Il Mezzogiorno è uscito dalla recessione. Con questa premessa inizia la narrazione del Rapporto Svimez. Si parla di un Mezzogiorno reattivo che nel corso del 2016 ha contribuito alla crescita del paese con una quota superiore al suo peso produttivo. Un Mezzogiorno presente, partecipe, lontano dall’immagine coltivata da alcuni ambienti di “vuoto a perdere”. Ma ora bisogna non disperdere questi segnali positivi, come peraltro avvenuto in altre stagioni. Occorre sostenere, accelerarli, affrontando i nodi strutturali irrisolti, le emergenze sociali incombenti.

Il Rapporto Svimez è puntuale nel fornire gli attivi e passivi della nuova contabilità del Mezzogiorno. Il settore industriale recupera competitività, export, investimenti, ma il settore dei servizi (il 78% del valore aggiunto) presenta ancora un deficit nel terziario avanzato; alcune regioni (Campania, Basilicata) danno segni di vitalità espansiva ma altre (Sicilia, Calabria), anche per le avverse stagioni agricole, presentano tuttora un andamento stazionario; l’occupazione a bassi salari recupera soprattutto nei settori tradizionali del turismo, del commercio, grazie al miglioramento congiunturale ma, nel contempo, si aggrava la perdita del capitale umano per il flusso degli immigrati giovani, a più alta scolarità e per il declino demografico.

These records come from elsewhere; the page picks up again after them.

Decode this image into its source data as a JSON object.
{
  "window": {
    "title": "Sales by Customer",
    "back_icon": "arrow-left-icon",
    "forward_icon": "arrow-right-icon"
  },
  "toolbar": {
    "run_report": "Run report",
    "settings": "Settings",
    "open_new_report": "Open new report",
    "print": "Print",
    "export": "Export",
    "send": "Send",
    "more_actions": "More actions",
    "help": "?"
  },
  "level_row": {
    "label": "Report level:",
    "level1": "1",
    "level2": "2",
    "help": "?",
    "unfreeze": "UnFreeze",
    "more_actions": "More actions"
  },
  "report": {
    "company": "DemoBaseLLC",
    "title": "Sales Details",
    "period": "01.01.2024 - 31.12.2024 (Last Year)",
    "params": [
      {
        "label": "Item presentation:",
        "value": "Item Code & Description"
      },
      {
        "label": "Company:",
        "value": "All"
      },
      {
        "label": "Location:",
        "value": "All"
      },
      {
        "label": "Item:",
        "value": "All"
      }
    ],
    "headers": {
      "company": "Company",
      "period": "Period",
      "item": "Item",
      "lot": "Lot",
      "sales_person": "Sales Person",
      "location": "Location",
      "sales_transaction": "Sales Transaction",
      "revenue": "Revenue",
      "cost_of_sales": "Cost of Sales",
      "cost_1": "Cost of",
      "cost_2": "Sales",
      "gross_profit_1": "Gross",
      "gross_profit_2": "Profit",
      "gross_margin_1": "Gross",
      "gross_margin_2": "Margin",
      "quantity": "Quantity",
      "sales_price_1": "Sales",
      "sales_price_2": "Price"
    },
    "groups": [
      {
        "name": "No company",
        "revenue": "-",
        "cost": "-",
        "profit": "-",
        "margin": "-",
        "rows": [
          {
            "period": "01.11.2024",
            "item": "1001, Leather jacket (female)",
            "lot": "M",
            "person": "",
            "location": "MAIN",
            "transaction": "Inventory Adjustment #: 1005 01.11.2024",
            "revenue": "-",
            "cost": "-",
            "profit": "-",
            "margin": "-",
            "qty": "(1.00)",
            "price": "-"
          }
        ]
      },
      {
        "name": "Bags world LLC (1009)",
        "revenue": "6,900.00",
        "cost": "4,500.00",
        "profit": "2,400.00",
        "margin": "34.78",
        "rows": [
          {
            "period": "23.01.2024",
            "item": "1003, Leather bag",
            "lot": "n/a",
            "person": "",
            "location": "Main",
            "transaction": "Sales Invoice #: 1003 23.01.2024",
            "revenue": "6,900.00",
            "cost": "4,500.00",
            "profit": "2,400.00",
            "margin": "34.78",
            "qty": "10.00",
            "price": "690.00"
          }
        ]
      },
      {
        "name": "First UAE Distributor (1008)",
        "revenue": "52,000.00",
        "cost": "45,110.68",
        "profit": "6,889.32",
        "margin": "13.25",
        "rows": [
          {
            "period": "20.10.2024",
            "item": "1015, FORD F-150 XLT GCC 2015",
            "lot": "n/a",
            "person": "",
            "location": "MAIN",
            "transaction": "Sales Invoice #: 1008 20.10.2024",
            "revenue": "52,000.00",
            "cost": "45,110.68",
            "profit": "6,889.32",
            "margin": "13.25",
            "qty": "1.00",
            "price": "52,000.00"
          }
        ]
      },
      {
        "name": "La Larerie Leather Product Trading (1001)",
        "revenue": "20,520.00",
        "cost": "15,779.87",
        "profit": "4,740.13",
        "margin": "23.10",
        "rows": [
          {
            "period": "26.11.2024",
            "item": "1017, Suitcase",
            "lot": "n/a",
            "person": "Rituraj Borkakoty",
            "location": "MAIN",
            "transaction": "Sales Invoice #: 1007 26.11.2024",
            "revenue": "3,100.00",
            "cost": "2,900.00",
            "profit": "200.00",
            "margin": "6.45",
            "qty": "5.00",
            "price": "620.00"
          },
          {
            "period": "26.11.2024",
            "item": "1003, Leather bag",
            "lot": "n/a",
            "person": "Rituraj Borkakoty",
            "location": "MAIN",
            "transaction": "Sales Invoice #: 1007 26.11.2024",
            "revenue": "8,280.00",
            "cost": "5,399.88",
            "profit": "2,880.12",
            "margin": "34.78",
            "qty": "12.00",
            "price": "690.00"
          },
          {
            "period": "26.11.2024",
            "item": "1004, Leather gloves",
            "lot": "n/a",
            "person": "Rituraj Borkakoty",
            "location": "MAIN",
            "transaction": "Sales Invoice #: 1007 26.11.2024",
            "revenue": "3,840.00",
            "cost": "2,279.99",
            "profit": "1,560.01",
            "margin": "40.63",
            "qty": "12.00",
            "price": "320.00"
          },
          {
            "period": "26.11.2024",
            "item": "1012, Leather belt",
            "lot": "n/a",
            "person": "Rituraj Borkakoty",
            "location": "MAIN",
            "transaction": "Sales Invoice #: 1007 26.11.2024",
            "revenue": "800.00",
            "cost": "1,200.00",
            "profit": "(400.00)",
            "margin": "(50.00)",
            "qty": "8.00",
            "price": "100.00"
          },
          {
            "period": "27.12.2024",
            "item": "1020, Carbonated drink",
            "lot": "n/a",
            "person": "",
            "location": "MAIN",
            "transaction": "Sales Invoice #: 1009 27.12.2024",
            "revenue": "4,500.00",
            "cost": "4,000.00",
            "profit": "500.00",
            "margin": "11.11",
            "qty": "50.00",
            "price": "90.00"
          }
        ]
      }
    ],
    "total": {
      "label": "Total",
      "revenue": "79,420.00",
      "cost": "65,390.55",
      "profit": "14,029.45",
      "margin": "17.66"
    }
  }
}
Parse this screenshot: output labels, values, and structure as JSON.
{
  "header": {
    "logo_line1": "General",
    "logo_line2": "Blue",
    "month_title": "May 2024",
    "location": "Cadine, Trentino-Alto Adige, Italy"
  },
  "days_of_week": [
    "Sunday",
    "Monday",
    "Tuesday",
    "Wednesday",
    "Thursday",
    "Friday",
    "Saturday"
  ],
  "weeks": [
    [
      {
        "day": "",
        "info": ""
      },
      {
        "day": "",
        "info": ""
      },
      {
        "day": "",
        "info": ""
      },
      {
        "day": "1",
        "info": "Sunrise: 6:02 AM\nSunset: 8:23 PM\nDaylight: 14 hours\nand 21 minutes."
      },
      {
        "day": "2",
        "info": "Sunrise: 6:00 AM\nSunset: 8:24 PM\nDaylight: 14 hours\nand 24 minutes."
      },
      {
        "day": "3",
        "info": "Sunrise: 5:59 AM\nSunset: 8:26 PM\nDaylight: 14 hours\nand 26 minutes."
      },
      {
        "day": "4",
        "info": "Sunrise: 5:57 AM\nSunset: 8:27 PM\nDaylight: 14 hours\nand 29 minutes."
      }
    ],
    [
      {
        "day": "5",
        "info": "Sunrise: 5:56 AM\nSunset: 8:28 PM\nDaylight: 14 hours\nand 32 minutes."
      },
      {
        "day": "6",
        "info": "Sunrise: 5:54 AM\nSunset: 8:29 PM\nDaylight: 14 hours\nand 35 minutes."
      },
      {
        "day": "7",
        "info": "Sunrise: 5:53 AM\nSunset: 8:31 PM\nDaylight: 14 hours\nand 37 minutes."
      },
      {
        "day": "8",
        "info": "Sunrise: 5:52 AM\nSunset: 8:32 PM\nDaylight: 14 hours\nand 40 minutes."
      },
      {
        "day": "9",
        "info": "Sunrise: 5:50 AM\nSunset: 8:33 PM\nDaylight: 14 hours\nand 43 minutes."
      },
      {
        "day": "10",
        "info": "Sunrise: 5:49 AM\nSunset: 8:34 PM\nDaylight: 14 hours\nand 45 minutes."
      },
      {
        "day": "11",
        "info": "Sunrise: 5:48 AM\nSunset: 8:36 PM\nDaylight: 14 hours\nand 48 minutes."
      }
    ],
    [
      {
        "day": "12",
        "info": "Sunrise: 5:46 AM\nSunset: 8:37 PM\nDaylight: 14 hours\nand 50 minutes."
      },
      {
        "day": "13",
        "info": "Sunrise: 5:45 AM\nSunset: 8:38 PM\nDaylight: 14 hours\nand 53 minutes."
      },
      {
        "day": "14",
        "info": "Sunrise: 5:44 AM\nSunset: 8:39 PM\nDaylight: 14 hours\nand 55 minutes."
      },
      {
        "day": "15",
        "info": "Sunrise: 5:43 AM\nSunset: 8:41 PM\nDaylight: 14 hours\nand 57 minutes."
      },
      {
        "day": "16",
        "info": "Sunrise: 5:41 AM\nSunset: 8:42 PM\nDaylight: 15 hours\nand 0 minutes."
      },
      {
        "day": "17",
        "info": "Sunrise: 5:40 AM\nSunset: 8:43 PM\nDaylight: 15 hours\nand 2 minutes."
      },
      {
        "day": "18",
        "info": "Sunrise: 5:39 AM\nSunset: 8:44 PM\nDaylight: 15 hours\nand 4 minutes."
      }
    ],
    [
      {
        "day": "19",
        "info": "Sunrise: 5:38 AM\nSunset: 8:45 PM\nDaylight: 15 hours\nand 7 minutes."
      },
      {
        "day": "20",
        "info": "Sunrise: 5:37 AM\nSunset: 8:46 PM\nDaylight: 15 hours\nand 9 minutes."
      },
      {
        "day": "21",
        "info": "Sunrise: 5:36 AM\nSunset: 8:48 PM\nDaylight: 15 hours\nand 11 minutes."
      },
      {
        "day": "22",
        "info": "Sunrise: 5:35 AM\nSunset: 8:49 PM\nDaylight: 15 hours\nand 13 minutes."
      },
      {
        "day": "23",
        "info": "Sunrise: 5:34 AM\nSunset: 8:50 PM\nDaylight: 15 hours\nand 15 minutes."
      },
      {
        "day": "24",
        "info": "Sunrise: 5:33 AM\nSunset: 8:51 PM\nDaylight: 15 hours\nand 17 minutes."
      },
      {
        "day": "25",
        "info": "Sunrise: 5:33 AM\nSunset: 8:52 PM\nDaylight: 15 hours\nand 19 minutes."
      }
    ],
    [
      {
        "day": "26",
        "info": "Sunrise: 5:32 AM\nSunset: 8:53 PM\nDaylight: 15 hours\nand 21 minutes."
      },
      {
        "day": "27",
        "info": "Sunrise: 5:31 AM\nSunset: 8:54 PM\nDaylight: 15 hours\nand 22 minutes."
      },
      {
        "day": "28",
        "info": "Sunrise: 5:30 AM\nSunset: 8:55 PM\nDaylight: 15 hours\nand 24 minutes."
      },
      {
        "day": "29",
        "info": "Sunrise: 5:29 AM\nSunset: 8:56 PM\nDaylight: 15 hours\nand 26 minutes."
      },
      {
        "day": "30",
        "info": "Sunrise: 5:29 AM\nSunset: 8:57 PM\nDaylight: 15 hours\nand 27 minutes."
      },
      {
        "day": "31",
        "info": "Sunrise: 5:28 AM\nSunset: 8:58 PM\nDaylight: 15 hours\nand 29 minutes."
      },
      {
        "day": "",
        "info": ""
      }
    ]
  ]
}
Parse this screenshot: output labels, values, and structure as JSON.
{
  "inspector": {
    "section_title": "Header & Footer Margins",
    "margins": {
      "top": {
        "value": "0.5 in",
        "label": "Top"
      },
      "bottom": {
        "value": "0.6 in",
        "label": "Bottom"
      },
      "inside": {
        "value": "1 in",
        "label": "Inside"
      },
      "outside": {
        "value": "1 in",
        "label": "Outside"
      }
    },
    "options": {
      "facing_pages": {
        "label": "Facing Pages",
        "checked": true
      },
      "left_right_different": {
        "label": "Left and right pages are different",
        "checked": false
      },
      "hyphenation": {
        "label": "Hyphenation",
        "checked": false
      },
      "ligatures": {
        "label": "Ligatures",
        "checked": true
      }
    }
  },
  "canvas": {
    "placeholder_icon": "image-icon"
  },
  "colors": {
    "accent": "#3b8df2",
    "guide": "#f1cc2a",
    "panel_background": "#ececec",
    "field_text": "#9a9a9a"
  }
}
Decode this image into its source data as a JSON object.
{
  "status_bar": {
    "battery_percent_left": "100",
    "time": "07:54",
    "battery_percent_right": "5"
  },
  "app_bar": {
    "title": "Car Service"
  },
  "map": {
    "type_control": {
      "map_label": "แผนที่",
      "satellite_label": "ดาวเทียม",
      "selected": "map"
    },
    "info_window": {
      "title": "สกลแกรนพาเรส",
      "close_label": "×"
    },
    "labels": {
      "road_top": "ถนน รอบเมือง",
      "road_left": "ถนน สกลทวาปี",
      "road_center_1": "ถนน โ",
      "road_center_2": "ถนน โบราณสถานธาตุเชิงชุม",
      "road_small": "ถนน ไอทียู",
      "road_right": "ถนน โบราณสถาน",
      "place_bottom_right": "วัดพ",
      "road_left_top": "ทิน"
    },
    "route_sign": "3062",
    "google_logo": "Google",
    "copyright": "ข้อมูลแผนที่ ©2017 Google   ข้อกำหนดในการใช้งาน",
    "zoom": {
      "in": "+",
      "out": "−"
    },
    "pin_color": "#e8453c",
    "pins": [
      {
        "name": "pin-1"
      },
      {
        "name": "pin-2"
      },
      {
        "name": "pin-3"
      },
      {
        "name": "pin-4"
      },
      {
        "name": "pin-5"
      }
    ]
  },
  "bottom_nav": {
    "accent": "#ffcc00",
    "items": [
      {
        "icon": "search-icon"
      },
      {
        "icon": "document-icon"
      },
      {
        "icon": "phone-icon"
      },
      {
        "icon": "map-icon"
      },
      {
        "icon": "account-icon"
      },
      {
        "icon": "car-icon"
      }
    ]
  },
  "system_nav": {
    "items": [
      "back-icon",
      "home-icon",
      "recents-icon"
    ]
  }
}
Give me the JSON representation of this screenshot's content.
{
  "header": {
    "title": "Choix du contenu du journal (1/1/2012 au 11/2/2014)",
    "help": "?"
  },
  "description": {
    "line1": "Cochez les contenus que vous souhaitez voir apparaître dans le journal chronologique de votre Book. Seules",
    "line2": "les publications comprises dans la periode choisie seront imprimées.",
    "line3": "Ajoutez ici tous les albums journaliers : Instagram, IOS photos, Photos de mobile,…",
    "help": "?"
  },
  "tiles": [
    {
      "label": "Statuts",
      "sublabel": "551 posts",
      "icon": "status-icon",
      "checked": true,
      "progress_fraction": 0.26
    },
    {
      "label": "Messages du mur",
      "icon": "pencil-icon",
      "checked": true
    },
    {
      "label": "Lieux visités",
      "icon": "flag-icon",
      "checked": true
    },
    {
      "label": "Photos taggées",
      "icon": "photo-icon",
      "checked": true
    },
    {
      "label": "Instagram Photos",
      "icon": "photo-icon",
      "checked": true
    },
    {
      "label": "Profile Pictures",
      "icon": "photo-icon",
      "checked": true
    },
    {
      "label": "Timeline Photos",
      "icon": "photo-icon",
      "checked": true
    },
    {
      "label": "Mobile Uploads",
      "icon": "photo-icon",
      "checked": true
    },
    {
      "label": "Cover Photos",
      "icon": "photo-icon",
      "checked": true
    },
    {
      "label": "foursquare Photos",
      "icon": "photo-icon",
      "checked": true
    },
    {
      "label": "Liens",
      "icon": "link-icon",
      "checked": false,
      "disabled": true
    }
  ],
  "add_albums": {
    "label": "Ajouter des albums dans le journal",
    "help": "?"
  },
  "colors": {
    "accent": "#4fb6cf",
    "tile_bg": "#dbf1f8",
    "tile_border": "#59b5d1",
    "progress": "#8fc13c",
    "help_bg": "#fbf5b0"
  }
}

Una contabilità ancora in rosso, benché in miglioramento, che richiede una politica in grado di aggregare Nord e Sud in un progetto di crescita. Una politica che, innanzitutto, faccia trasparenza e giustizia in ordine ai cosiddetti residui fiscali (il dare e avere rispetto alle altre aree del Paese), argomento di contesa improduttiva nei termini polemici con cui oggi si discute. Come già detto, l’obiettivo da porsi è quello di rafforzare i rapporti di integrazione e di interdipendenza tra le diverse economie regionali per recuperare spazi nella nuova economia mondiale. 

Un percorso che valorizzi i punti di forza delle strutture produttive regionali e depotenzi i punti di debolezza. 

C’è una priorità da cui partire: il settore industriale che, anche nell’analisi Svimez, si conferma come il perno di una strategia di innovazione tecnologica e produttivistica in grado di trascinare anche le altre strutture in un percorso innovativo. Priorità anche giustificata dal fatto che già esiste una strumentazione predisposta, il Piano Industria 4.0, con i suoi incentivi a favore delle nuove tecnologie digitali, il cui successo dipenderà dal numero di imprese che verranno coinvolte. Le piccole medie imprese del Mezzogiorno presentano maggiori difficoltà di partecipazione per cui è importante creare una leva di politica regionale in grado di trainare nella nuova economia digitale questo segmento importante dell’industria meridionale. 

Si tratta, innanzitutto, d’incentivare la crescita dimensionale delle piccole e medie imprese e di incentivare l’attrazione nell’area di nuovi investimenti, anche alla luce delle vie di sviluppo aperte dal nuovo rilievo strategico del Mediterraneo. Alcuni strumenti sono già in atto o previsti: i contratti di sviluppo, le zone franche urbane, le zone economiche speciali. Sono stati rifinanziati i fondi a sostegno dell’industria meridionale che integrano le risorse dei Fondi Europei. L’obiettivo è di riattivare un gioco virtuoso fra mercato ed istituzioni che eviti le intermediazioni burocratiche e politiche. 

Perché dovrebbe avvenire oggi ciò che non è avvenuto nel passato? Perché c’è una emergenza. Il Mezzogiorno si sta desertificando di giovani, i più istruiti, i più motivati che vanno altrove. La demografia indica una popolazione in rapido invecchiamento. Una perdita di capitale umano che se non interrotta preclude qualsiasi futura capacità di sviluppo.

Questo è il messaggio principale che la Svimez manda alla politica. E’ ora compito della politica e delle sue istituzioni mettere in movimento la realtà. La ricerca Svimez, monitorando i risultati, può essere la frusta per le tentazioni immobilistiche.